# Saturday Fad Run



## Fishing Dawg (Dec 24, 2015)

We headed out to east side fads and hit all 4 (5,6,7 and 8). Mahi was everywhere out there Probably caught 45 to 50 and kept 26. My buddy followed us out with his family and caught around 30 and kept 21. Look forward to many fish tacos at home off this trip and already went down to the marina at Baytowne and had them fix some. We trolled for 3 hours on way back for wahoo and picked up one Mahi. Such a great trip we covered around 200 miles total round trip! Rigs are up next, but going to try and do a black fin tuna and wahoo run this Friday before heading back to Athens, Ga.....


----------



## CurDog (Nov 14, 2010)

Nice catch, had to been nothing but FUN !!! 

What were you using for them? Trolling Lures, Natural/Live Bait?


----------



## Fishing Dawg (Dec 24, 2015)

CurDog said:


> Nice catch, had to been nothing but FUN !!!
> 
> What were you using for them? Trolling Lures, Natural/Live Bait?

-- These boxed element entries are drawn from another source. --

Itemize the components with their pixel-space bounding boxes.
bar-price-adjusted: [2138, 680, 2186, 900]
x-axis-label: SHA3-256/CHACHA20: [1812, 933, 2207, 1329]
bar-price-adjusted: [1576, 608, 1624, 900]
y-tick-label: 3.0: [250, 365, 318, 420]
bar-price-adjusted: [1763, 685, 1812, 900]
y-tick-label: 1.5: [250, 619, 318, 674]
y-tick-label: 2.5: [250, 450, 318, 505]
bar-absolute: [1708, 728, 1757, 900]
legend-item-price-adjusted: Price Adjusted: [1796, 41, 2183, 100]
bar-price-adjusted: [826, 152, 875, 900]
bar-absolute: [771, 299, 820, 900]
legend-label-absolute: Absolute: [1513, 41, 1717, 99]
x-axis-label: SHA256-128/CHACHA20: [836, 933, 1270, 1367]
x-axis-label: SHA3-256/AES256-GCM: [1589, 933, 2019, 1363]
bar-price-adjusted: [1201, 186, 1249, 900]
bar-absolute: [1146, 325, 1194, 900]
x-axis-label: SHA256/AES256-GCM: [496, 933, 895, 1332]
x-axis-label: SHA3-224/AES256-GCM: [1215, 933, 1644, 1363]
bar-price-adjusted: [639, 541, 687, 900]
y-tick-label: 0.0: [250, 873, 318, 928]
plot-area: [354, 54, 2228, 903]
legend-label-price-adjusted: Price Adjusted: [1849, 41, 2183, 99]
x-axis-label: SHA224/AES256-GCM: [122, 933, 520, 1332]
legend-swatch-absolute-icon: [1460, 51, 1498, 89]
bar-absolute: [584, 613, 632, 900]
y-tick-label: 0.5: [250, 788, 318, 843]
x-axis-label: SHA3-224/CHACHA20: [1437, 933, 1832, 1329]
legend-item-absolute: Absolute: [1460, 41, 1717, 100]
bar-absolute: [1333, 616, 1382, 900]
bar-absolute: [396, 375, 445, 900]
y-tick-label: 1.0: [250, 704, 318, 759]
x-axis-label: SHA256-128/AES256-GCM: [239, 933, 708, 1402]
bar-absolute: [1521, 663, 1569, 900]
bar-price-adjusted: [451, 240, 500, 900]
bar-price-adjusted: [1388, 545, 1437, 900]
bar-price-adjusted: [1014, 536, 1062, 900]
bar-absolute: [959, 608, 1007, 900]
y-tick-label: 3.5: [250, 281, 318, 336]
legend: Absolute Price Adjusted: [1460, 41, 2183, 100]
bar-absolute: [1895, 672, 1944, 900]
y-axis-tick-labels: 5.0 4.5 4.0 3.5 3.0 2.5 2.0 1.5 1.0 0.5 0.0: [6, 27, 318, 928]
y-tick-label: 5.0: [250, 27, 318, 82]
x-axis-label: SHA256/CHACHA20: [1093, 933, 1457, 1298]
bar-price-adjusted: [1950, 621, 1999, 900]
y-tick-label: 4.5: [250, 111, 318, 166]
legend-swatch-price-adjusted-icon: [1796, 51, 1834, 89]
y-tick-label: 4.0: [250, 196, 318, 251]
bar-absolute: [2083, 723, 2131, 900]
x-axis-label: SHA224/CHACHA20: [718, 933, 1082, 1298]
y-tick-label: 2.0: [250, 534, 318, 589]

We used live bait drifting within 100 yards of Fad but my buddies family had limited live bait and caught them on frozen cigar minnows..... We could have caught over a 100 without much effort they were hungry!


----------



## CurDog (Nov 14, 2010)

I Love those kinda days. Thanks


----------



## SurfRidr (Apr 24, 2012)

Nice trip! sounds like a blast


----------



## jack2 (Mar 19, 2010)

long drive from atl. but looks like it was worth it. congrats on the meat run.
my son's in canton. where you at?
jack


----------



## Fishing Dawg (Dec 24, 2015)

jack2 said:


> long drive from atl. but looks like it was worth it. congrats on the meat run.
> my son's in canton. where you at?
> jack


Athens GA and Destin Harbor


----------



## Walton County (Aug 23, 2016)

Nice. Is that a 365 Everglades?


----------



## Realtor (Oct 1, 2007)

love those things on lighter tackle... I like to see 'em jump..


----------



## propwash0425 (Nov 22, 2017)

Nice box. Different story where we were at in the west side. They were slow to bite and acting lethargic. But they could have been worked too much before us. Nonetheless nice work!


----------



## Fishing Dawg (Dec 24, 2015)

Walton County said:


> Nice. Is that a 365 Everglades?


Yes sir


----------



## Fishing Dawg (Dec 24, 2015)

propwash0425 said:


> Nice box. Different story where we were at in the west side. They were slow to bite and acting lethargic. But they could have been worked too much before us. Nonetheless nice work!


Definitely a lot of boats out there


----------



## specktackler57 (May 15, 2011)

Sounds like a fun trip and some good eats.


----------